Figure 1 shows the relationship between the heating time and the corresponding equilibrium moisture content when acrylic precursor fiber yarn is heated in an oxidizing atmosphere at 240°C, and Figure 2 shows the relationship between the heating time and the corresponding equilibrium moisture content.
The figure shows the relationship between the equilibrium moisture content of the yarn and the corresponding T _f .

Claims (1)

[Claims] 1 Wet or dry-wet spin an acrylonitrile copolymer solution composed of 98% by weight or more of acrylonitrile and 2% by weight or less of itaconic acid, and after washing the coagulated yarn with water, stretching, and applying an oil agent,
After drying and densification, secondary stretching was performed in pressurized steam at a total stretching ratio of 11 to 16, and after that the surface temperature
Acrylonitrile having a tensile strength of at least 6 g/d, an initial tensile modulus of 100 g/d or more, and a tar production amount of 5% or less at 250°C, obtained by contacting with a heating roll at 150 to 240°C. 10 below the runaway reaction initiation temperature (T _f ) of the yarn in an oxidizing atmosphere of 230 to 300°C.

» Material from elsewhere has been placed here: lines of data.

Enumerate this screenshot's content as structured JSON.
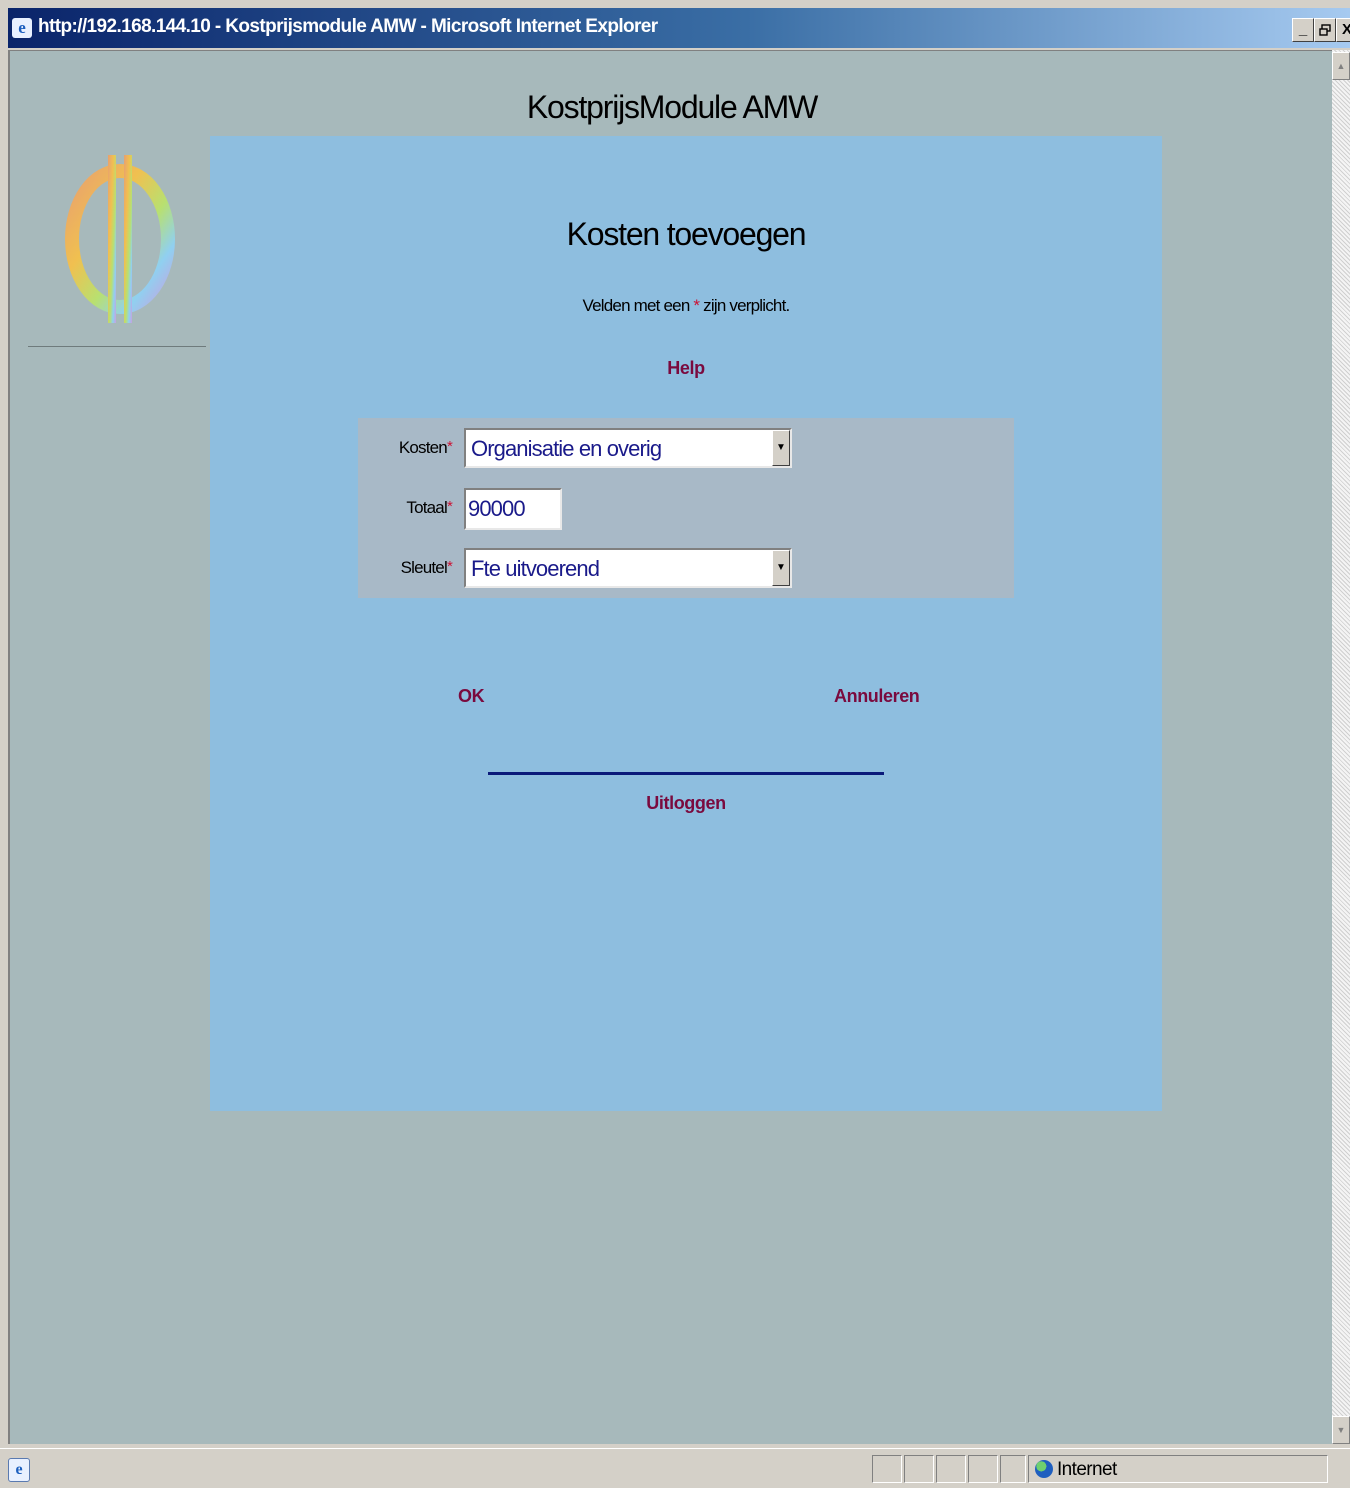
{
  "window": {
    "title": "http://192.168.144.10 - Kostprijsmodule AMW - Microsoft Internet Explorer",
    "minimize_glyph": "_",
    "restore_glyph": "🗗",
    "close_glyph": "X"
  },
  "page": {
    "app_title": "KostprijsModule AMW",
    "form_title": "Kosten toevoegen",
    "required_note": {
      "before": "Velden met een ",
      "marker": "*",
      "after": " zijn verplicht."
    },
    "help_link": "Help",
    "fields": {
      "kosten": {
        "label": "Kosten",
        "marker": "*",
        "value": "Organisatie en overig"
      },
      "totaal": {
        "label": "Totaal",
        "marker": "*",
        "value": "90000"
      },
      "sleutel": {
        "label": "Sleutel",
        "marker": "*",
        "value": "Fte uitvoerend"
      }
    },
    "ok_link": "OK",
    "cancel_link": "Annuleren",
    "logout_link": "Uitloggen"
  },
  "statusbar": {
    "zone": "Internet"
  },
  "icons": {
    "browser": "ie-icon",
    "logo": "euro-logo",
    "zone": "globe-icon",
    "dropdown": "chevron-down-icon"
  },
  "colors": {
    "page_background": "#a7b9bb",
    "panel_background": "#8ebedf",
    "form_background": "#a8b9c7",
    "link": "#7a0a3e",
    "required_marker": "#cc1133",
    "field_text": "#1a1a8a"
  }
}
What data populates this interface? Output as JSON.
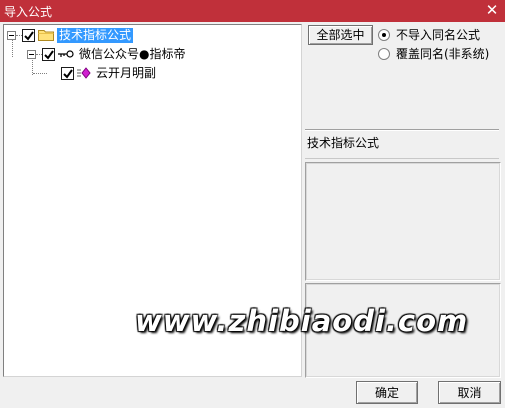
{
  "window": {
    "title": "导入公式",
    "close_glyph": "✕"
  },
  "tree": {
    "root": {
      "label": "技术指标公式",
      "checked": true
    },
    "child": {
      "label": "微信公众号●指标帝",
      "checked": true
    },
    "leaf": {
      "label": "云开月明副",
      "checked": true
    }
  },
  "options": {
    "select_all_label": "全部选中",
    "radio_options": [
      {
        "label": "不导入同名公式",
        "checked": true
      },
      {
        "label": "覆盖同名(非系统)",
        "checked": false
      }
    ]
  },
  "info": {
    "category_label": "技术指标公式"
  },
  "watermark": "www.zhibiaodi.com",
  "buttons": {
    "ok_label": "确定",
    "cancel_label": "取消"
  },
  "colors": {
    "titlebar": "#c0303a",
    "selection": "#3399ff"
  }
}
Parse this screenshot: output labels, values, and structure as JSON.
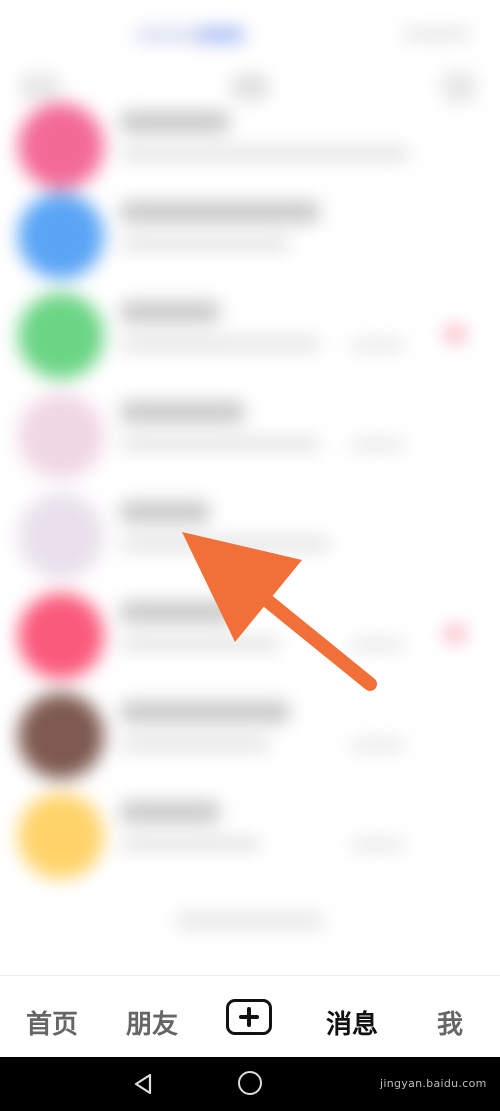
{
  "tab_bar": {
    "home_label": "首页",
    "friends_label": "朋友",
    "add_icon": "plus-square-icon",
    "messages_label": "消息",
    "me_label": "我",
    "active_tab": "消息"
  },
  "nav_bar": {
    "back_icon": "triangle-back-icon",
    "home_icon": "circle-home-icon",
    "watermark": "jingyan.baidu.com"
  },
  "overlay": {
    "arrow_color": "#F07038"
  },
  "colors": {
    "avatar_1": "#F36A97",
    "avatar_2": "#5AA5F5",
    "avatar_3": "#6BD585",
    "avatar_4": "#F0D7E4",
    "avatar_5": "#E9E0EB",
    "avatar_6": "#FA5A7C",
    "avatar_7": "#7E5A50",
    "avatar_8": "#FFD36A",
    "badge": "#F6B3BE"
  }
}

After heating at a low temperature of ~30℃ for 7 to 30 minutes to convert it into a flame-resistant yarn with an equilibrium moisture content of 5 to 7% by weight, it is heated at a temperature of 300 to 380℃ at a temperature higher than the oxidizing atmosphere temperature. 1. A method for producing acrylic carbon fibers, which comprises heating in an active atmosphere for 1 to 3 minutes to convert the fibers into carbonizable fiber threads, followed by carbonization or graphitization.